Ni l’un, ni l’autre, il s’agit tout simplement de l’une des meilleures séries B de ces dix dernières années. Car oui, c’est une série B et il n’y a rien là de péjoratif. Le film a beau être distribué par Paramount, c’est un petit film dont le budget tourne autour des 10 millions de dollars (une misère à l’échelle hollywoodienne, le budget cantine de Batman V Superman!). Mais c’est un petit film diablement efficace. Le scénario est remarquable. Du début à la fin, le spectateur est mené par le bout du nez. Constamment, des rebondissements et des revirements de situation amènent le film dans une autre direction. A tel point qu’on en oublie toutes nos idées préconçues.
Ensuite, le film est un huis-clos entre trois personnages. Là encore, l’écriture du script est juste remarquable. D’une part, l’évolution de la situation initiale est remarquablement gérée et progresse lentement, tout comme la tension qui gagne le spectateur. D’autre part, les trois personnages sont remarquablement écrits et caractérisés. Ce ne sont pas des stéréotypes mais des personnes normales avec leurs zones d’ombres….et leurs secrets. La confession partagée entre Michelle et Emmett est l’une des scènes les plus émouvantes et justes vues sur un écran, les personnages étant séparés par un mur…et éclairés différemment. Le personnage de Hoawrd n’est pas un psychopathe caricatural. Il apparaît tour à tour menaçant, inquiétant, dissimulateur mais aussi compréhensif, protecteur et attentionné. John Goodman y trouve là un rôle à la démesure de son talent. Les deux autres acteurs sont eux aussi prodigieux. Ils sont le cœur de la réussite du film.
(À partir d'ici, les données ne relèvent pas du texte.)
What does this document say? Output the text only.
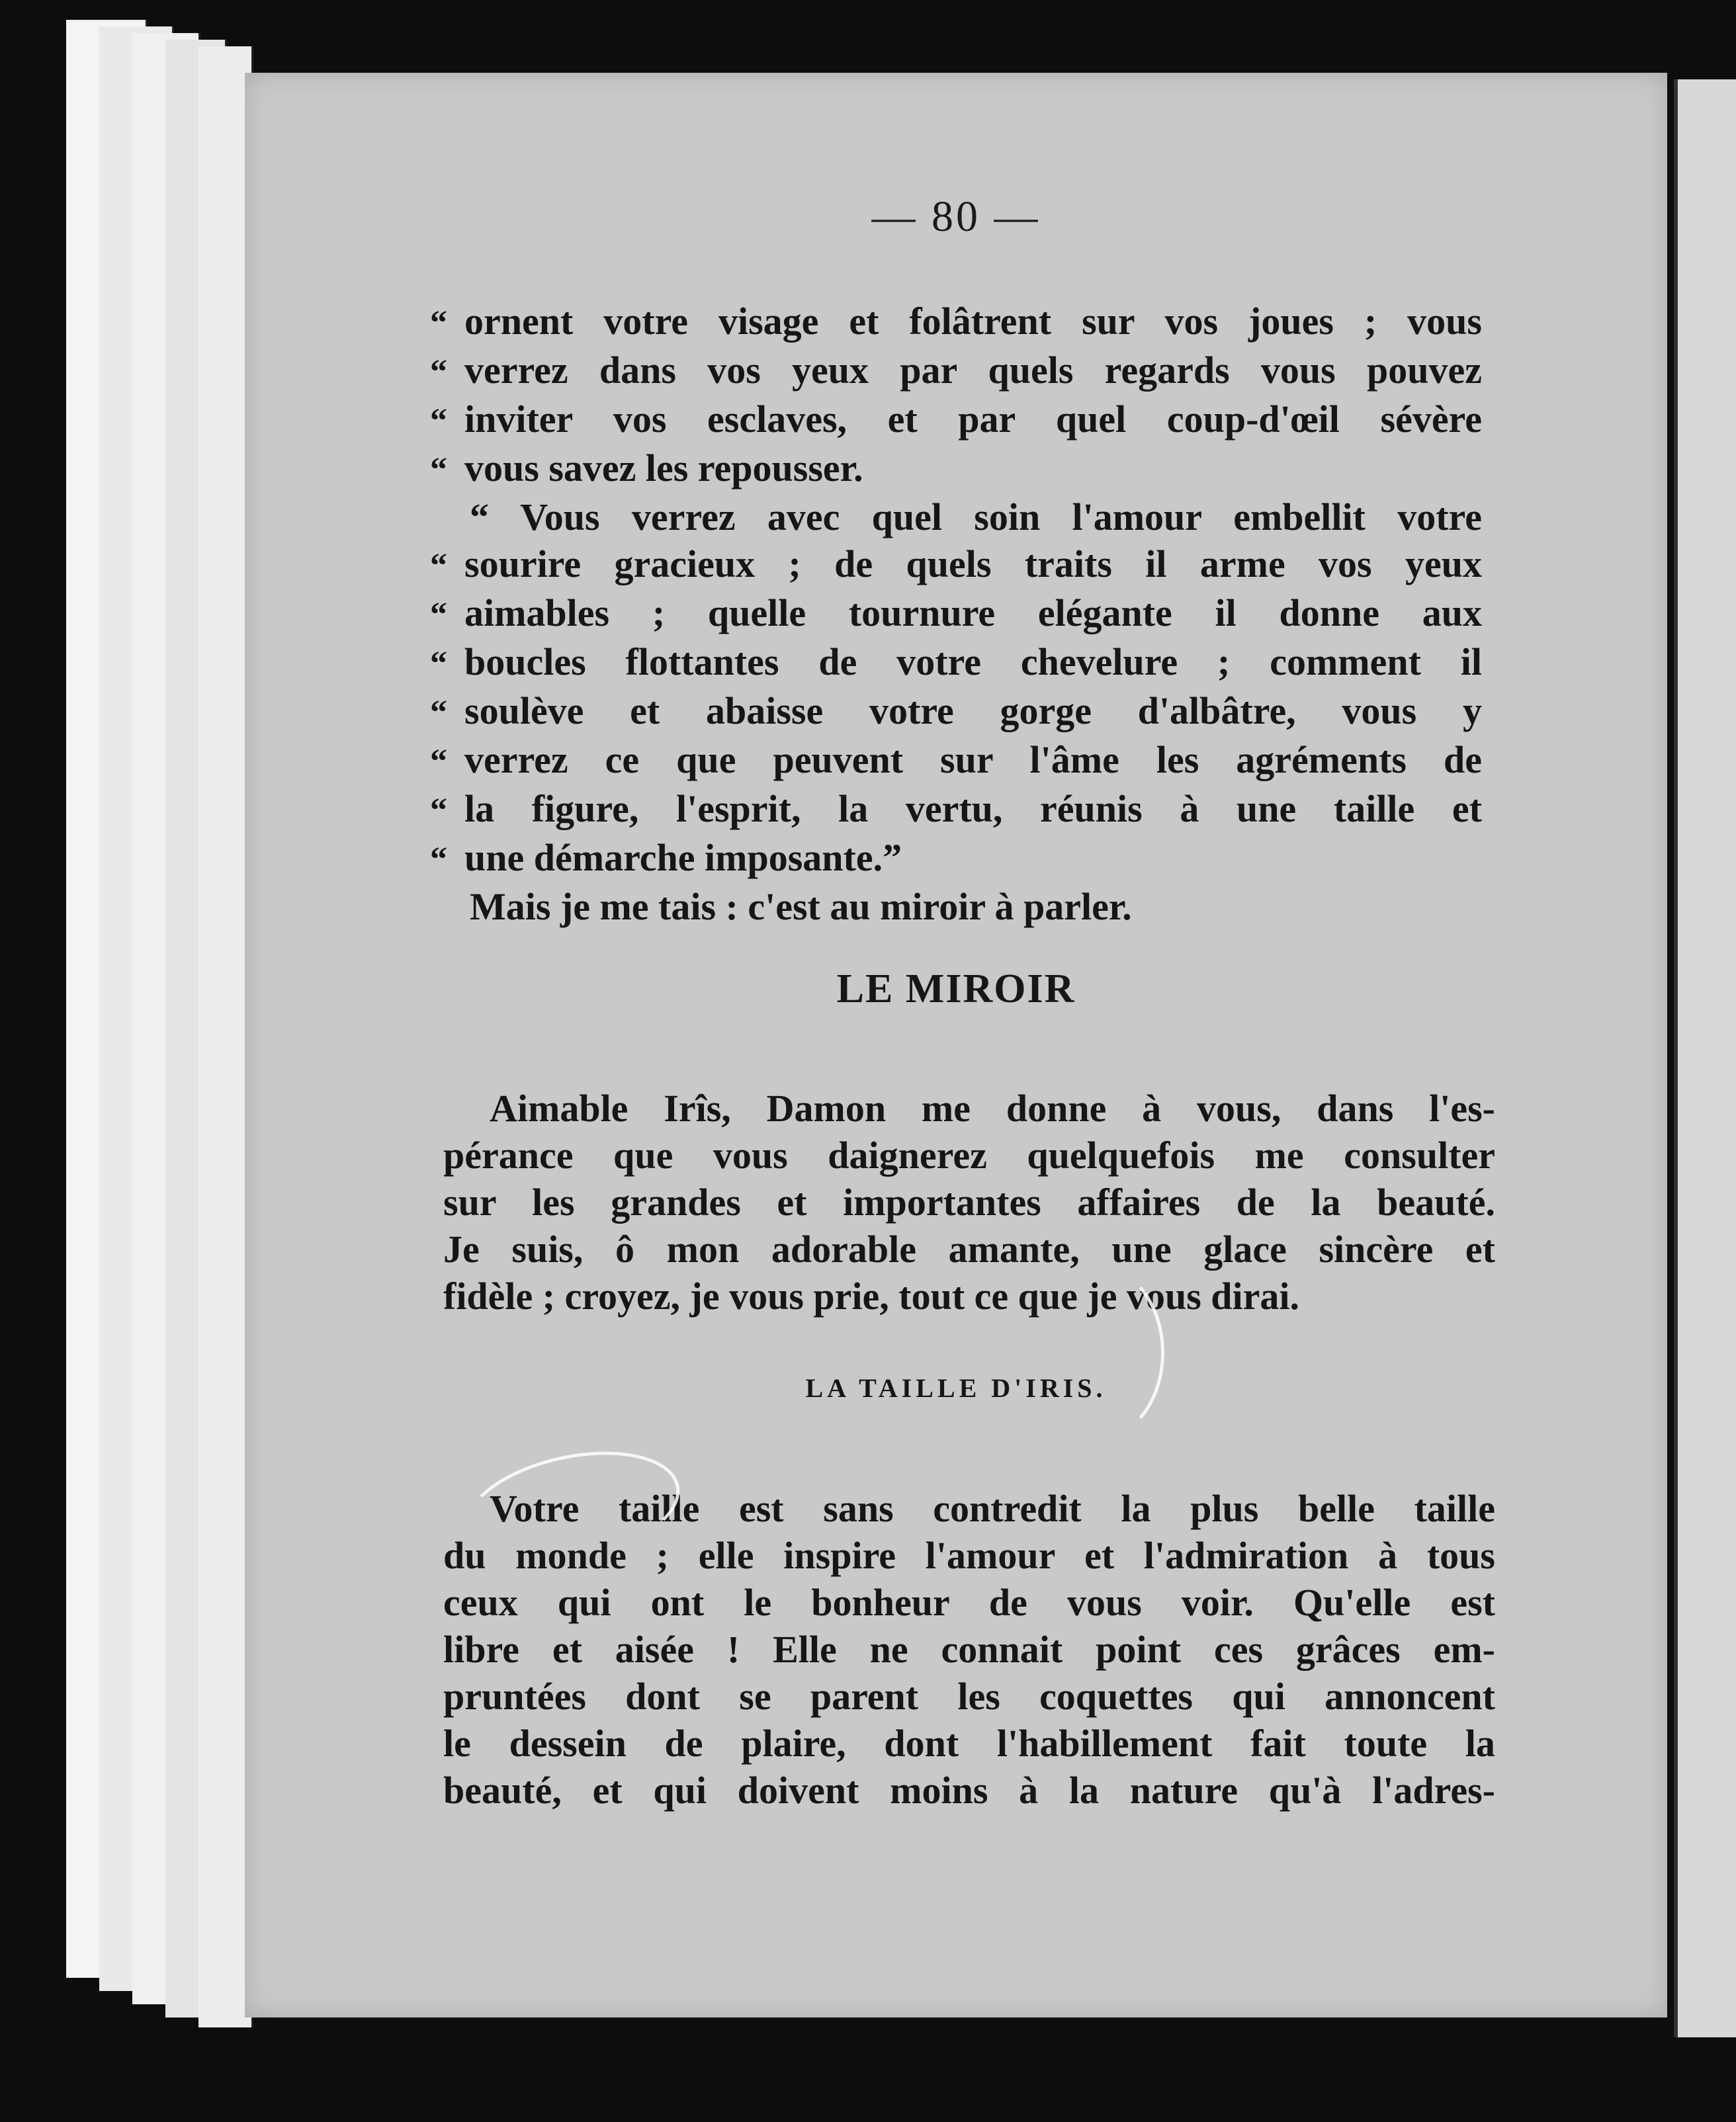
— 80 —
“ ornent votre visage et folâtrent sur vos joues ; vous
“ verrez dans vos yeux par quels regards vous pouvez
“ inviter vos esclaves, et par quel coup-d'œil sévère
“ vous savez les repousser.
“ Vous verrez avec quel soin l'amour embellit votre
“ sourire gracieux ; de quels traits il arme vos yeux
“ aimables ; quelle tournure elégante il donne aux
“ boucles flottantes de votre chevelure ; comment il
“ soulève et abaisse votre gorge d'albâtre, vous y
“ verrez ce que peuvent sur l'âme les agréments de
“ la figure, l'esprit, la vertu, réunis à une taille et
“ une démarche imposante.”
Mais je me tais : c'est au miroir à parler.
LE MIROIR
Aimable Irîs, Damon me donne à vous, dans l'es-
pérance que vous daignerez quelquefois me consulter
sur les grandes et importantes affaires de la beauté.
Je suis, ô mon adorable amante, une glace sincère et
fidèle ; croyez, je vous prie, tout ce que je vous dirai.
LA TAILLE D'IRIS.
Votre taille est sans contredit la plus belle taille
du monde ; elle inspire l'amour et l'admiration à tous
ceux qui ont le bonheur de vous voir. Qu'elle est
libre et aisée ! Elle ne connait point ces grâces em-
pruntées dont se parent les coquettes qui annoncent
le dessein de plaire, dont l'habillement fait toute la
beauté, et qui doivent moins à la nature qu'à l'adres-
Le réalisateur Dan Trachtenberg accomplit aussi un travail remarquable. Niveau gestion de l’espace, découpage, interaction entre les protagonistes, c’est du grand art! Sa réalisation est précise et minutieuse et fait monter le malaise insidieusement. On suivra la suite de sa carrière avec grande attention. Trachtenberg amène sa petite série B vers un dénouement très surprenant avec une grande maîtrise. Son style peut rappeler celui de Spielberg, niveau efficacité. Et puis le portrait de cette anti-héroïne qui doit apprendre à choisir et à s’engager est réellement émouvant. Mary-Elisabeth Winstead y trouve là son meilleur rôle à ce jour.
On pourra peut-être reprocher au film de ne pas assez développer certains aspects, comme le « secret » d’un des personnages. Mais tout passe quasiment par l’image et les regards. A ce titre, le début est exemplaire: comment présenter le personnage principal et son dilemme en seulement quelques plans et sans dialogues…10 Cloverfield Lane s’impose haut la main comme un classique des années 2010 et une métaphore brillante des dérives d’une Amérique paranoïaque qui vit repliée sur elle-même.
Note: 4/5
10 Cloverfield Lane, de Dan Trachtenberg, avec John Goodman, Mary-Elisabeth Winstead et John Gallagher Jr, en salles depuis le 16 mars.